Senior Care and Healthcare Properties
With the baby boomer generation reaching retirement age, senior care properties have become increasingly popular among DST investors. Some sponsors even specialize in this asset class. While historic returns do not guarantee future performance, many investors who have invested in senior care DSTs and TICs over the past decade have seen double-digit cash flows and total annualized returns in the double digits. Senior care facilities offer a range of services, from Alzheimer’s care to assisted living. It’s important to note that DST investors are acquiring the real property, not the business itself. Due diligence should focus on operators with a long and successful operating history, as well as facilities that rely less on government subsidies.
Industrial complexes and warehouses, including self-storage and parking lots, may not be as glamorous as other asset classes, but they can be lucrative investments if the fundamentals are right.
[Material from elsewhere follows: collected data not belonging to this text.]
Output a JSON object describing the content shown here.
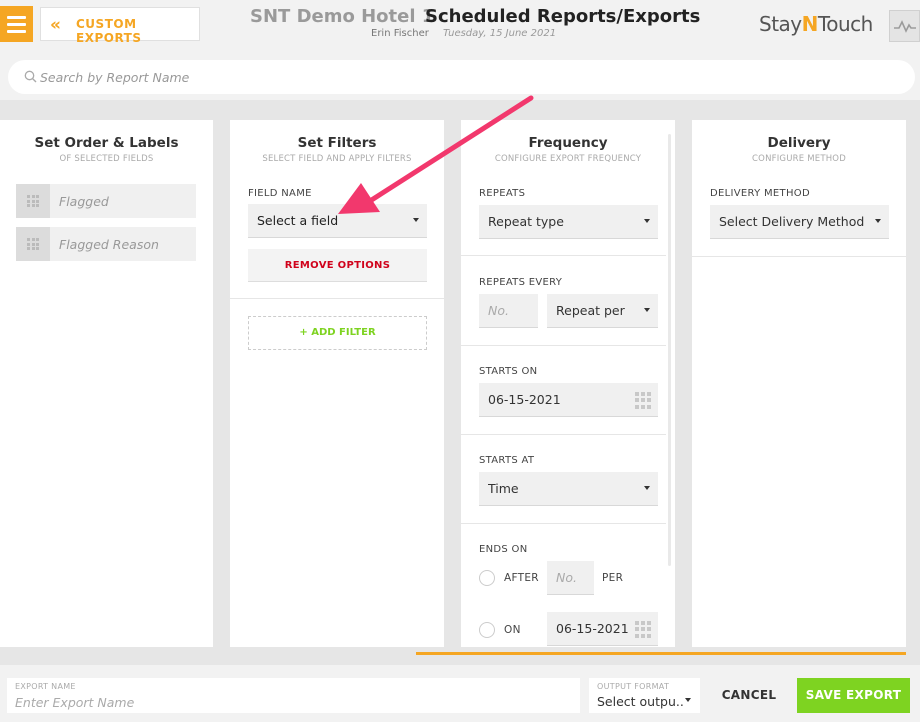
{
  "header": {
    "back_label": "CUSTOM EXPORTS",
    "hotel_name": "SNT Demo Hotel 1",
    "page_title": "Scheduled Reports/Exports",
    "user_name": "Erin Fischer",
    "date": "Tuesday, 15 June 2021",
    "brand_a": "Stay",
    "brand_n": "N",
    "brand_b": "Touch",
    "menu_icon": "hamburger-icon",
    "activity_icon": "activity-pulse-icon"
  },
  "search": {
    "placeholder": "Search by Report Name"
  },
  "order_panel": {
    "title": "Set Order & Labels",
    "subtitle": "OF SELECTED FIELDS",
    "fields": [
      "Flagged",
      "Flagged Reason"
    ]
  },
  "filters_panel": {
    "title": "Set Filters",
    "subtitle": "SELECT FIELD AND APPLY FILTERS",
    "field_name_label": "FIELD NAME",
    "field_select_value": "Select a field",
    "remove_label": "REMOVE OPTIONS",
    "add_label": "+ ADD FILTER"
  },
  "frequency_panel": {
    "title": "Frequency",
    "subtitle": "CONFIGURE EXPORT FREQUENCY",
    "repeats_label": "REPEATS",
    "repeats_value": "Repeat type",
    "repeats_every_label": "REPEATS EVERY",
    "repeats_every_placeholder": "No.",
    "repeat_per_value": "Repeat per",
    "starts_on_label": "STARTS ON",
    "starts_on_value": "06-15-2021",
    "starts_at_label": "STARTS AT",
    "starts_at_value": "Time",
    "ends_on_label": "ENDS ON",
    "after_label": "AFTER",
    "after_placeholder": "No.",
    "per_label": "PER",
    "on_label": "ON",
    "ends_on_date": "06-15-2021"
  },
  "delivery_panel": {
    "title": "Delivery",
    "subtitle": "CONFIGURE METHOD",
    "method_label": "DELIVERY METHOD",
    "method_value": "Select Delivery Method"
  },
  "footer": {
    "export_name_label": "EXPORT NAME",
    "export_name_placeholder": "Enter Export Name",
    "output_format_label": "OUTPUT FORMAT",
    "output_format_value": "Select outpu..",
    "cancel_label": "CANCEL",
    "save_label": "SAVE EXPORT"
  },
  "colors": {
    "accent_orange": "#f5a623",
    "save_green": "#7ed321",
    "remove_red": "#d0021b",
    "annotation_pink": "#f2386d"
  }
}
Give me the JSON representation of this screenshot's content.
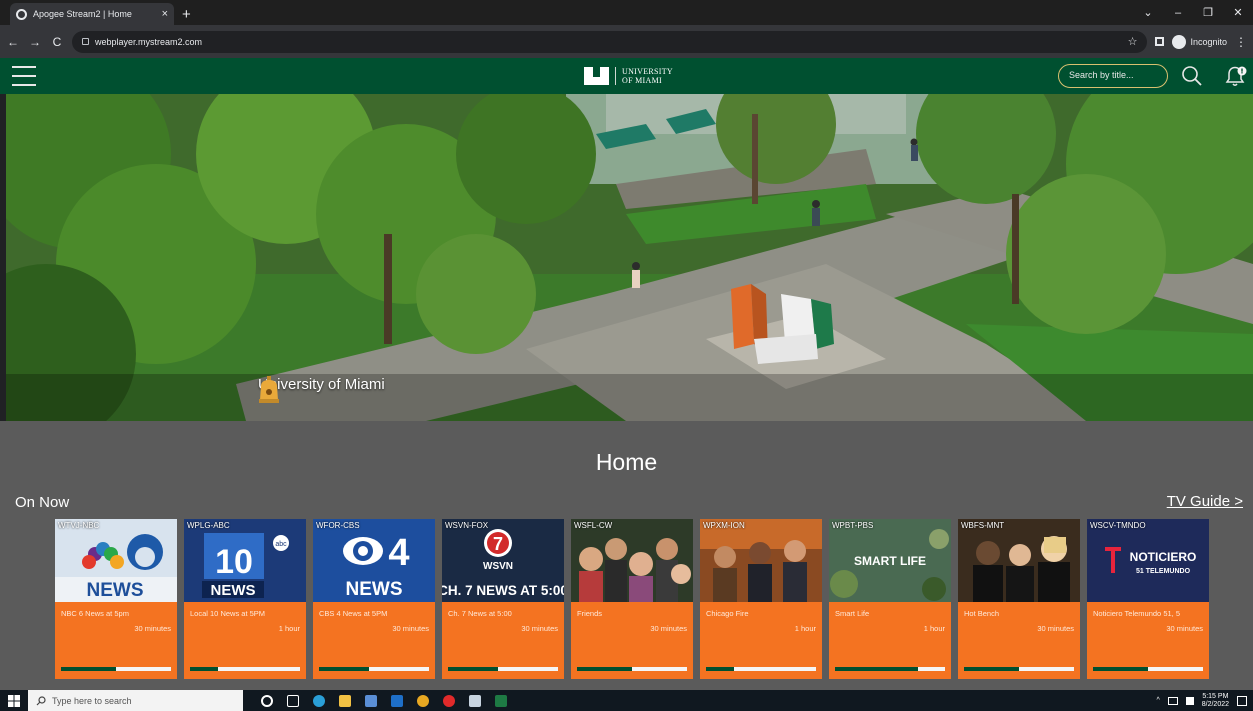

Hotels are often considered glamorous investments, and past DST offerings have included national operators such as Marriott and Hilton. Lease terms for hotels are not measured in years but in days, allowing for almost instantaneous rent increases based on revenue per available room (RevPAR). Cash flows from hotels are typically higher than other asset classes to compensate for the immediate and substantial vacancy risk. However, during the Great Recession, the hospitality industry was hit hard, with high unemployment rates and a decline in business travel. Some hospitality assets faced foreclosure, but those that survived were the first to recover, resulting in record returns for hotel TICs that have been sold in recent years. When investing in hotels, due diligence should focus on demand generators in the area, such as major corporations, airports, and universities.
In conclusion, DSTs offer a wide range of asset classes for alternative real estate investment. Each asset class has its own advantages and potential downsides, and thorough due diligence is crucial when selecting investments. By diversifying across different asset classes, locations, and sponsors, investors can create a well-rounded DST portfolio that aligns with their financial objectives.